Benim size bir tavsiyem olacak ama artık tavsiyede bulunmaktan da vazgeçiyorum size. "Yol yakınken vazgeçin." "Yol yakınken şunu yapın, yol yakınken bunu yapmayın." gibi önerilerde bulunuyordum önceden bu kürsüye çıktığım zaman.

(Mikrofon otomatik cihaz tarafından kapatıldı)

TURAN AYDOĞAN (Devamla) - Sayın Başkanım, süremi uzatabilir misiniz.

BAŞKAN - Tamamlayın sözlerinizi.

TURAN AYDOĞAN (Devamla) - Artık ben sizden umudumu kestim diyeceğim ama benim kesmemin önemi yok, millet sizden umudunu kesti. Sokağa çıktığınızda boyunuzun ölçüsünü alırken sanmayın ki bu getirdiğiniz kayırmacı yasalar unutulacak. İçinizde hukukçular var, çağıracağız onları barolara, gelin diyeceğiz.
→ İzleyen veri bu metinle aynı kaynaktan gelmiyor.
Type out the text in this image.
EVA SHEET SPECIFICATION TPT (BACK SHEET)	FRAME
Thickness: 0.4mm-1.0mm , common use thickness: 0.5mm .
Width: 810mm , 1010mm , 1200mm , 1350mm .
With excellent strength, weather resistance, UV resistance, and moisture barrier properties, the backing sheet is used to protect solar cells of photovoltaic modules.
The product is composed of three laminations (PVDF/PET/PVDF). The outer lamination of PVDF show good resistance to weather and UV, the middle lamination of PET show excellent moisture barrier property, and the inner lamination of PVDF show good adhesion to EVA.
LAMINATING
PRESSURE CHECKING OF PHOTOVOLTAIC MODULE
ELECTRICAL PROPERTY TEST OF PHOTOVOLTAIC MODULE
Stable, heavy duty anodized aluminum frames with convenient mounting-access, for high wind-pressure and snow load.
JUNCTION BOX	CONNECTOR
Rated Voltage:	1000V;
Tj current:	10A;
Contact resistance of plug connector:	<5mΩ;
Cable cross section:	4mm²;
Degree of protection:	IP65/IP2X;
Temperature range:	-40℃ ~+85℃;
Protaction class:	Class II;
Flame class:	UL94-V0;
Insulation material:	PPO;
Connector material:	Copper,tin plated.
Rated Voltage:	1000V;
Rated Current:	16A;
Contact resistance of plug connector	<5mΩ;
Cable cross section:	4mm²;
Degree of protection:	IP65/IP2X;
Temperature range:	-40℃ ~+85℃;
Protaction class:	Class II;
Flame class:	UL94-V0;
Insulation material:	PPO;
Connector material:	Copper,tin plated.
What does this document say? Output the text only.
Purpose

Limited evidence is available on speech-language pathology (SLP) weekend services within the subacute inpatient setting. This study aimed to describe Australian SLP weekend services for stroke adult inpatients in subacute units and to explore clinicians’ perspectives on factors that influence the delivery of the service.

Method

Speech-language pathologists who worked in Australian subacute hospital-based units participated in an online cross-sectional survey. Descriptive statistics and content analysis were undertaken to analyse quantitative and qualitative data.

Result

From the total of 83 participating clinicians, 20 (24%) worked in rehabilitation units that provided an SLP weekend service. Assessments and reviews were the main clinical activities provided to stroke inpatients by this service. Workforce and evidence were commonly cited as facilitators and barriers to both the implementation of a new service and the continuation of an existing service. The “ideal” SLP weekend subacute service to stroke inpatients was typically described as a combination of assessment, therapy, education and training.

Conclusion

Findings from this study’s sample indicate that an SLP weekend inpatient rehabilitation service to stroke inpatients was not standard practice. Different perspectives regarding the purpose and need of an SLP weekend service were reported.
Ben İstanbul 1 Numaralı Barosunun üyesiyim. Geçin karşımıza, bu FETÖ projesini, bu baroları nasıl böldüğünüzü, bu kayırmacılığı nasıl yaptığınızı, avukatları nasıl dövdüğünüzü, Çağdaş Hukukçular dâhil olmak üzere yüzlerce avukatı nasıl içeride tuttuğunuzu, intihar eden avukatları nasıl görmezden geldiğinizi, Sayın Cumhurbaşkanı caddeden geçerken gürültüye laf eden avukatı nasıl öldüresiye dövdürdüğünüzü ve ona Cumhurbaşkanına hakaretten dava açmaya çalıştığınızı önünüze koyacağız; bunları unutmayın, bunları sakın unutmayın.